Giddens avalia que as instituições sociais de fato precedem a existência de qualquer indivíduo e do mesmo modo elas exercem uma coerção sobre nós. Mas, entretanto, seria um erro supor que a sociedade seja “externa” a nós do mesmo modo que o mundo físico. Além disso, acrescenta Giddens, ainda que os fatos sociais possam restringir aquilo que fazemos, eles não determinam o que fazemos. Ele lembra, por exemplo, que um indivíduo pode optar por vivem ser uso do dinheiro, mesmo que vá passar por sérias dificuldades em seu dia-a-dia. Escreve Giddens: “Como seres humanos, nós, de fato, fazemos escolhas e não simplesmente respondemos passivamente aos acontecimentos à nossa volta”.
A partir de tal afirmativa, ele considera que o caminho para preencher a lacuna entre as abordagens da “estrutura” (leia-se Karl Marx e Durkheim ) e a abordagem da “ação” seria o reconhecimento de que temos um papel ativo na construção e na reconstrução da estrutura social em nosso cotidiano. Para essa tendência que considera o indivíduo como ativo no processo, ele desenvolve o conceito de estruturação. 
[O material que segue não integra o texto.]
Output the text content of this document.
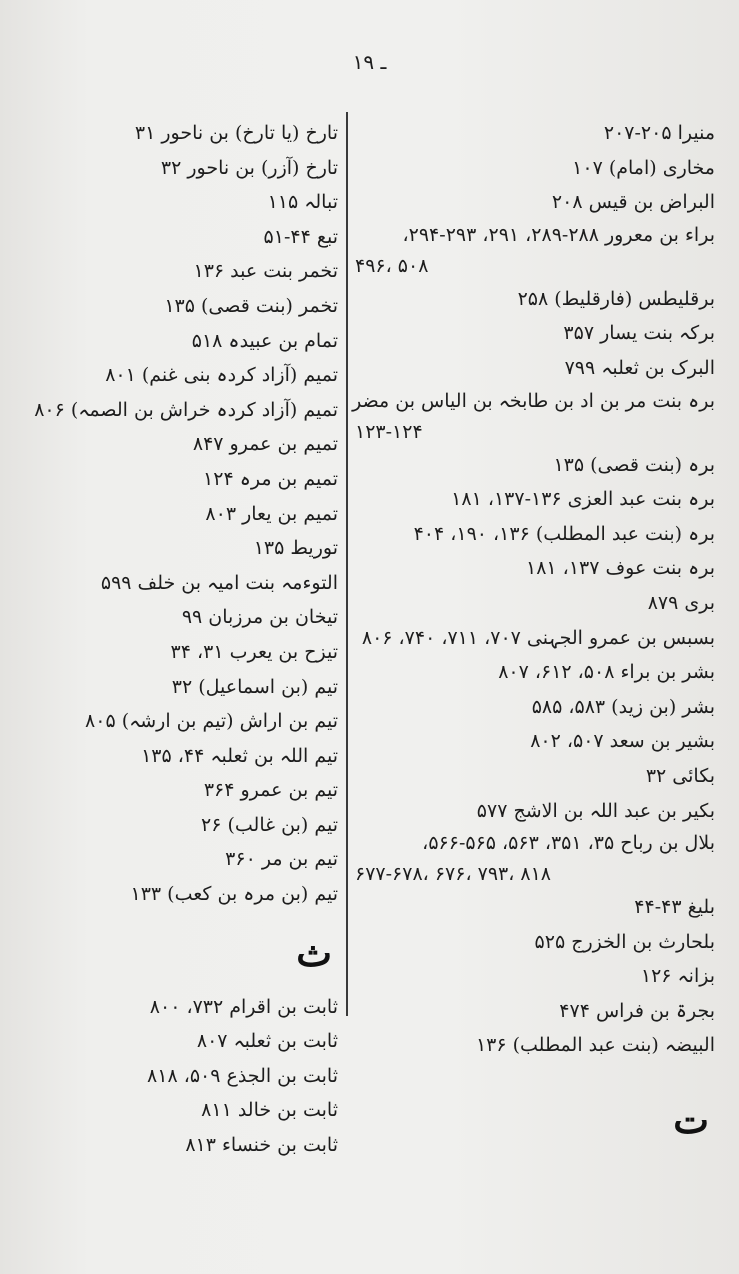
۱۹ ـ
منیرا ۲۰۵-۲۰۷
مخاری (امام) ۱۰۷
البراض بن قیس ۲۰۸
براء بن معرور ۲۸۸-۲۸۹، ۲۹۱، ۲۹۳-۲۹۴،
۴۹۶، ۵۰۸
برقلیطس (فارقلیط) ۲۵۸
برکہ بنت یسار ۳۵۷
البرک بن ثعلبہ ۷۹۹
برہ بنت مر بن اد بن طابخہ بن الیاس بن مضر
۱۲۳-۱۲۴
برہ (بنت قصی) ۱۳۵
برہ بنت عبد العزی ۱۳۶-۱۳۷، ۱۸۱
برہ (بنت عبد المطلب) ۱۳۶، ۱۹۰، ۴۰۴
برہ بنت عوف ۱۳۷، ۱۸۱
بری ۸۷۹
بسبس بن عمرو الجہنی ۷۰۷، ۷۱۱، ۷۴۰، ۸۰۶
بشر بن براء ۵۰۸، ۶۱۲، ۸۰۷
بشر (بن زید) ۵۸۳، ۵۸۵
بشیر بن سعد ۵۰۷، ۸۰۲
بکائی ۳۲
بکیر بن عبد اللہ بن الاشج ۵۷۷
بلال بن رباح ۳۵، ۳۵۱، ۵۶۳، ۵۶۵-۵۶۶،
۶۷۷-۶۷۸، ۶۷۶، ۷۹۳، ۸۱۸
بلیغ ۴۳-۴۴
بلحارث بن الخزرج ۵۲۵
بزانہ ۱۲۶
بجرۃ بن فراس ۴۷۴
البیضہ (بنت عبد المطلب) ۱۳۶
ت
تارخ (یا تارخ) بن ناحور ۳۱
تارخ (آزر) بن ناحور ۳۲
تبالہ ۱۱۵
تبع ۴۴-۵۱
تخمر بنت عبد ۱۳۶
تخمر (بنت قصی) ۱۳۵
تمام بن عبیدہ ۵۱۸
تمیم (آزاد کردہ بنی غنم) ۸۰۱
تمیم (آزاد کردہ خراش بن الصمہ) ۸۰۶
تمیم بن عمرو ۸۴۷
تمیم بن مرہ ۱۲۴
تمیم بن یعار ۸۰۳
توریط ۱۳۵
التوءمہ بنت امیہ بن خلف ۵۹۹
تیخان بن مرزبان ۹۹
تیزح بن یعرب ۳۱، ۳۴
تیم (بن اسماعیل) ۳۲
تیم بن اراش (تیم بن ارشہ) ۸۰۵
تیم اللہ بن ثعلبہ ۴۴، ۱۳۵
تیم بن عمرو ۳۶۴
تیم (بن غالب) ۲۶
تیم بن مر ۳۶۰
تیم (بن مرہ بن کعب) ۱۳۳
ث
ثابت بن اقرام ۷۳۲، ۸۰۰
ثابت بن ثعلبہ ۸۰۷
ثابت بن الجذع ۵۰۹، ۸۱۸
ثابت بن خالد ۸۱۱
ثابت بن خنساء ۸۱۳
Por esse seu entendimento, recente na sociologia podemos entender uma relação entre a estrutura e a ação. Como o próprio Giddens defende: 
“As sociedades, as comunidades ou os grupos sociais somente possuem uma ‘estrutura’ até onde as pessoas se comportam de modo regular e até certo ponto previsível. Por outro lado a ‘ação’ só é possível porque cada um de nós, enquanto indivíduos, possui um enorme conhecimento socialmente estruturado”. [9: Conf. GIDDENS, op. cit. p. 531.]